Die Einschränkung „sofern dagegen im Einzelfall keine erheblichen Bedenken bestehen“ bestand bereits in den Fassungen des § 211 Abs 2 UGB vor dem RÄG 2014 im Zusammenhang mit der Möglichkeit der Ermittlung der Rückstellung durch Verwendung eines bestimmten Prozentsatzes der fiktiven Ansprüche in Anlehnung an die steuerlich vorgeschriebene Berechnung (§ 14 EStG). Die erwähnten Erläuterungen zu § 211 Abs 1 UGB verweisen für die Frage, wann keine erheblichen Bedenken bestehen, auf die Kommentarliteratur vor dem RÄG 2014. In der zur alten Fassung bestehenden Literatur wurden dann keine erheblichen Bedenken gesehen, wenn die vereinfachte Berechnung zu keiner wesentlichen Abweichung im Vergleich zur exakten Berechnung führte (vgl. Bertl/Hirschler, Maßgeblichkeitsprinzip und Abfertigungsrückstellung, RWZ 1996, S. 113; Gedlicka, Bewertung von Rückstellungen gemäß Fachgutachten KFS/RL 2, Anmerkungen zum Rechnungszinssatz, RWZ 2002, S. 80). Einigkeit bestand auch darin, dass die Einschränkung keine Kontrollrechnung zur Feststellung der möglichen Abweichung zwischen vereinfachter und versicherungsmathematischer Berechnung zu jedem Bilanzstichtag erforderte.
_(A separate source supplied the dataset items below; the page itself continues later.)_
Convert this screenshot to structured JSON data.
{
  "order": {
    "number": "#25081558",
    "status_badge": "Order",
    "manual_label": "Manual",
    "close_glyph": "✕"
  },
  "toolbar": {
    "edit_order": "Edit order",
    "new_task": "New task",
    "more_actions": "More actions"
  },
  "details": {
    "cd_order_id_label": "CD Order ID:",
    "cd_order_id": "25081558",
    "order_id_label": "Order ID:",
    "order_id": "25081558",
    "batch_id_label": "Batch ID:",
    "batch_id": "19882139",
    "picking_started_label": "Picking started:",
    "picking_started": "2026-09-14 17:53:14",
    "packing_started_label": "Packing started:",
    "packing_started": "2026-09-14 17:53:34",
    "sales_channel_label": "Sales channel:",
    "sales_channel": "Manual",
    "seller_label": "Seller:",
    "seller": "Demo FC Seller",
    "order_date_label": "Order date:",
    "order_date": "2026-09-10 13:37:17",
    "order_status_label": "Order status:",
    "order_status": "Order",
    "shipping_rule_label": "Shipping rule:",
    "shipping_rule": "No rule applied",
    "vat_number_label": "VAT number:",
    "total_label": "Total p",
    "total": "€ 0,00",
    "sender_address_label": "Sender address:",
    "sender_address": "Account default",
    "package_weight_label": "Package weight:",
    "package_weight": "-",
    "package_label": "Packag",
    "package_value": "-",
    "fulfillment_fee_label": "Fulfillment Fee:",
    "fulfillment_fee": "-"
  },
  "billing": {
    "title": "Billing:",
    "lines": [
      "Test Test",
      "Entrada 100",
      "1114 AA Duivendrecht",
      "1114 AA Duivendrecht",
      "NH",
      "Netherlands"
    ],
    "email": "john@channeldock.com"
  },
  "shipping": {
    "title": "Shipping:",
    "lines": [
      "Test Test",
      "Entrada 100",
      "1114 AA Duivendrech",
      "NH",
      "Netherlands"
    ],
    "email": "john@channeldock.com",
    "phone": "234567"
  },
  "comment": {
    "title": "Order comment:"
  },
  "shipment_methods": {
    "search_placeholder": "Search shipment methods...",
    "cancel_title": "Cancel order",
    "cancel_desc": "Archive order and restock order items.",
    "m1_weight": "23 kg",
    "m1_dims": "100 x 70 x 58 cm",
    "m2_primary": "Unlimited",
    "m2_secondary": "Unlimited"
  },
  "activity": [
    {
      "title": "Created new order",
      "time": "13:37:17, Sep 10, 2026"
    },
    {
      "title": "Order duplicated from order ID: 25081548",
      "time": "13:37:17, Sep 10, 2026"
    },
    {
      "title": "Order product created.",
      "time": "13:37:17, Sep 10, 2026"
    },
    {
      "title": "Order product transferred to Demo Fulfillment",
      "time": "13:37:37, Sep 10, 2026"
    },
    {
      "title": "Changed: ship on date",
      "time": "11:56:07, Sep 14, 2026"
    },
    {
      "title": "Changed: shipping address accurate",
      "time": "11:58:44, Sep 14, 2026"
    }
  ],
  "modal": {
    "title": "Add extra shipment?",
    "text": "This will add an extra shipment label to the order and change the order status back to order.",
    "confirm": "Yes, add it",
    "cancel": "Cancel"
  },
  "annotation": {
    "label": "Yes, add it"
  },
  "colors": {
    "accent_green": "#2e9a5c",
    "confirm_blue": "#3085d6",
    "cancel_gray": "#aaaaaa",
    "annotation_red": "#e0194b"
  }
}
Gemäß den erwähnten Erläuterungen zu § 211 Abs 1 UGB ergeben sich aber jedenfalls dann Bedenken, wenn aufgrund der großen Anzahl der Mitarbeiter und/oder der starken Fluktuation eine finanzmathematische Bewertung die Risiken für den voraussichtlich zu leistenden Betrag nicht ausreichend berücksichtigt und dieser Fehlbetrag außerdem wesentlich ist. Der Gesetzgeber nimmt damit für die Interpretation der Einschränkung nach der neuen Rechtslage explizit auf das Kriterium der Wesentlichkeit Bezug. Der Begriff „Fehlbetrag“ ist dabei wohl als Abweichung in beide Richtungen zu interpretieren. Demnach bestehen gegen eine finanzmathematische Berechnung der Abfertigungs- bzw. Jubiläumsgeldrückstellung bzw. einer vergleichbaren Rückstellung dann keine erheblichen Bedenken, wenn der potenzielle Fehlbetrag zwischen versicherungs- und finanzmathematischer Berechnung als unwesentlich im Sinne von AFRAC 34 beurteilt werden kann.

Ein relevantes Kriterium für eine größere und damit potenziell wesentliche Abweichung zwischen versicherungs- und finanzmathematischer Berechnung ist neben der Anzahl der Mitarbeiter und einer hohen Fluktuation eine allgemein hohe Bedeutung der biometrischen Faktoren (z.B. Sterblichkeit, Berufsunfähigkeit, Invalidität). Ein höheres Zinsniveau kann diese Auswirkungen weiter verstärken. Erfahrungswerte und Vergleichsrechnungen zeigen, dass die Auswirkungen biometrischer Faktoren bei der Bewertung von Abfertigungsrückstellungen im Gegensatz zu den Auswirkungen bei der Bewertung von Pensionsverpflichtungen i.d.R. gering sind. 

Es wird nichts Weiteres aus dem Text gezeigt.